Germany marks the 15th anniversary of its historic reunification today with a hangover from recent national elections which spotlighted sharp political differences between the east and the west.
There is no doubt an overwhelming majority of Germans firmly support unification which followed East Germany's peaceful mass protests in 1989 that brought the Berlin Wall tumbling down.
A ZDF TV poll showed 91 percent in the east and 82 percent in the west view reunification as having brought big improvements.
So there is sure to be plenty of public cheer at this year's main German Unity Day ceremonies today in the eastern city of Potsdam, which will be attended by national leaders giving speeches flanked by an open air street festival.
But despite all the progress since Oct. 3, 1990 when East Germany was absorbed by West Germany, there remains an underlying bitterness best described as a "them and us" stance on both sides of what used to be the Iron Curtain.
Among western Germans, or "Wessis," there is a widespread view that without the east, Angela Merkel's conservatives would have swept to victory in Sept. 18 elections which instead produced deadlock, said the conservative newspaper Die Welt.
This led to an unseemly -- and still undecided -- struggle for power after voters failed to give a majority to either Chancellor Gerhard Schroeder's center-left Social Democratic-Greens government or to Merkel's center-right bloc.
"That's what you get if you pump 1.5 trillion euros [US$1.8 trillion] into a region where public opinion is dominated by pensioners socialized by the communist party's youth movement," said the commentary, which was only partly tongue in cheek.
The sum of money transferred from western Germany to eastern Germany is indeed staggering. In recent years the total amount of net annual transfers has fallen to over 80 billion euros.
Nobody denies these funds have been vital in transforming the region's rotting infrastructure by giving it a cutting edge telecoms system, thousands of miles of new roads and rail lines as well as beautifully restored old cities.
But the eastern economy still cannot support itself and massive amounts of cash will have to be pumped into the region for at least another 15 years, officials admit.
Eastern German unemployment is over 18 percent, almost double the rate in western Germany, and much of the region remains the nation's poorhouse.
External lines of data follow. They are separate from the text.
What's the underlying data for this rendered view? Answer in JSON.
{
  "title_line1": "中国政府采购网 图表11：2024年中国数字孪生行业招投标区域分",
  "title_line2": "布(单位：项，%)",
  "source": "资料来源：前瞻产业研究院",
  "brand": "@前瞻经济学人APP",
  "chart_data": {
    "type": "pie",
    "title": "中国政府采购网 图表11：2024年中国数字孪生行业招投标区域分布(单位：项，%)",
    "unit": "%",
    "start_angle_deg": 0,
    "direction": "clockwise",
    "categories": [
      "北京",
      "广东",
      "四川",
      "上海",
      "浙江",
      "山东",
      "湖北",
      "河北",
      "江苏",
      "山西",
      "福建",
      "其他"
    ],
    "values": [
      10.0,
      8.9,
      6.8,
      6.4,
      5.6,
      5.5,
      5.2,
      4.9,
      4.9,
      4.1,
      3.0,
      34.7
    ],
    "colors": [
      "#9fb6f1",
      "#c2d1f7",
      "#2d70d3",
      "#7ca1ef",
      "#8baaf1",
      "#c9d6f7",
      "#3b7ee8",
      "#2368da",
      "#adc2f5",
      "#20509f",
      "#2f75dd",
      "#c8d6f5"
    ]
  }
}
There are, however, some big exceptions. Leipzig has new BMW and Porsche plants, and the city's airport is set to become the European hub for air freight giant DHL.
Dresden has drawn billions of euros in chip factory investment from the US chipmaker AMD. Meanwhile, the Baltic Sea coast of Mecklenburg-West Pommerania is booming as a tourist destination.
But overall, the region has lost a net 1.5 million people during the past 15 years with many eastern Germans moving to take jobs in the wealthy western states of Bavaria and Baden-Wuerttemberg.
Given east-west economic differences it is perhaps not surprising voters cast ballots differently in both parts of the country. But what few people expected is that diverging political patterns would be getting more extreme after 15 years of unity.
The best example is that of the former East German communists who merged with a smaller western protest group and now call themselves the Left Party.
Left Party candidates won over a stunning 25 percent in the east, compared to 4.9 percent in the west in the general election.
This is powerful result for a party which in 1989 was seen as on the ash-heap of history after its Stalinist forerunner was chased from power by East German people power.
In the outgoing parliament the post-communists has just two members. But in the new Bundestag they will have a comfy 54 seats.
"East Germans are de facto second class citizens -- they have to work longer hours, get lower wages, salaries and pensions," said the Left Party's Communist Platform in a unity anniversary statement.
Another extremist party, the far-right National Democratic Party of Germany (NPD), got three times as many votes in eastern Germany as in the western part of the country.
Overall support for the NPD remains low. The party got 1.1 percent in the west and 3.6 percent in eastern Germany and will not have any seats in parliament given its failure to cross the 5 percent hurdle. But in its stronghold in eastern Saxony state the party won over 7 percent in some districts.
A further striking difference is the continuing far lower support for the Christian Democrats in the east compared to western Germany.
Merkel, despite hailing from the east, won just over a miserable 25 percent in the region. In western Germany she got 37.5 percent.
But if truth be told, Merkel was seen as neither an Ossi nor a Wessi in the campaign, and she sometimes seemed to suffer for lack of any regional home advantage.
Supporters, however, hail Merkel as the first pan-German candidate and say this very aspect of her image shows German reunification is finally beginning to sink into people's heads.